Hem kıtanın yarısını temsil eden gençleri dinleyip hem eleştirilere “göğüs gererek” ne kadar “demokrat” bir lider olduğu imajını veren Macron, hem de Sahel’deki askeri operasyonlar, sömürgeci mirası, yerel para birimi gibi tartışmalı mevzularda Fransa’nın tavrını bir kez daha yine etme şansı buldu. Üstelik bütün bunları bugüne kadar hiç denenmemiş bir yöntemle yaptı. Zirve, Afrikalı gençlere kendilerini ifade etme imkanı verse de asıl kazanan, hem kıtada nasıl algılandığını birinci ağızdan öğrenme şansı yakalayan aynı zamanda yeni bir sayfa açma niyetini somut biçimde gösteren Fransa oldu.

Fransa’nın bu usul değişikliğinin aslında bir mecburiyet olduğunu da göz önünde bulundurmak lazım. Eski sömürgeleriyle neredeyse hiç bir zaman tam manasıyla arayı düzeltmemiş Fransa’ya güvenin son senelerda iyice azalması, Macron’u bu biçimde bir yönteme zorlamış gibi görünüyor. Mbembe’nin hazırladığı raporda da Fransa, Afrika’yı hala “Françafrique” penceresinden görmekle suçlanırken, artık Afrika’da Fransa’nın tam anlamıyla idrak edemediği farklı dinamiklerin varlığına dikkat çekiliyor.


Şüphesiz bu farklı dinamiklerin başında Fransa’nın eski sömürgelerindeki etkisine şiddetle karşı çıkan gençler geliyor. Bu bağlamda oluşturulmuş birfazlaca sivil toplum örgütü ve halk hareketi artık “Françafrique” söylemini kesin bir dille reddederken beraberinde ülkelerinin diğer yabancı partnerlerle ilişkilerini de yakından izliyor. özetlemek gerekirsesı Fransa, bu zirvede, bir müddetdir mesafe koyduğunu göstermeye çalıştığı “Françafrique” sayfasını artık kapatmaya mecbur olduğunu da net biçimde idrak etti.
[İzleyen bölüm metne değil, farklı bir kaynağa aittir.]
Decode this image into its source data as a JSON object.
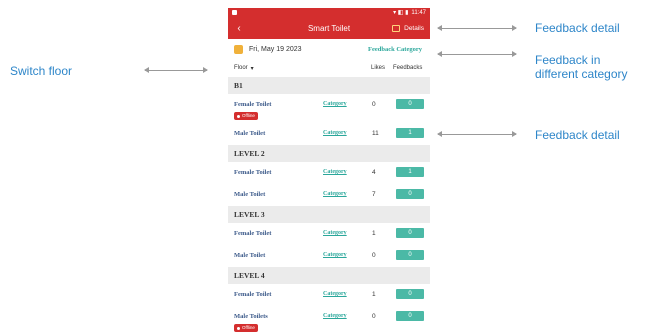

Zira o sayfa çevrilmezse gençlerin ve kıtadaki yeni dinamiklerin Fransa’ya bunu zorla yaptıracağı da zirvenin belki de ortaya koyduğu en net mesajlardan biri olarak karşımıza çıkıyor.

– Kıtanın diğer partnerleri de ders çıkarmalı

Zirvede her ne kadar Afrika-Fransa ilişkileri masaya yatırılsa da kıtanın diğer partnerlerinin de kulak kabartması gereken biroldukca talep sıralandı. Bunlardan üzerine en çok düşünülmesi gerekenin “yardımlar” ve “acınası Afrika” imajı olduğunu söylemek mümkün. Zira neredeyse her konuşmacı Fransa’nın kıtaya bir lütufmuş gibi yaptığı yardımlardan rahatsızlığını dile getirerek, bunun aşağılayıcı bir tavır olduğunu söylemiş oldu. Afrikalı gençlerin kendi tabirleriyle “demode” buldukları bu yardım konusu, kıtaya bu nazarla bakan diğer yabancı ortaklara da bir mesaj niteliği taşıyor. En oldukça dile getirilen bir diğer husus da “yardıma muhtaç Afrika” imajı. Gençler, yaşadıkları kıtanın sadece yardım yapılan, açlık ve sefaletin kol gezdiği bir coğrafya gibi görülmesinden hiç hoşnut değil.

Paternalist yaklaşım da bir daha öne çıkan bir diğer eleştiri konusu oldu. Fransa, kıtaya yaklaşımında paternalist bir tavır benimsemekle itham edildi. Bugünün gençleri kimsenin kendilerine ebeveynlik yapmasını istemiyor. Afrikalı gençler, “en ideali, en doğruyu, en iyiyi” birilerinin dayatmasıyla değil kendileri bulmak istiyor. ötürüsıyla diğer partnerlerin de bu taleplere mutlak suretle kulak vermesi gerek. Zira yüzyılı aşkın süredir bunlarla mücadele etmeye çalışan Afrika’nın, yeni edindiği ya da edineceği dostlarında aynı hataları görmeye hiç tahammülü yok.

Haber Sitelerinden Alıntı Yapılmıştır.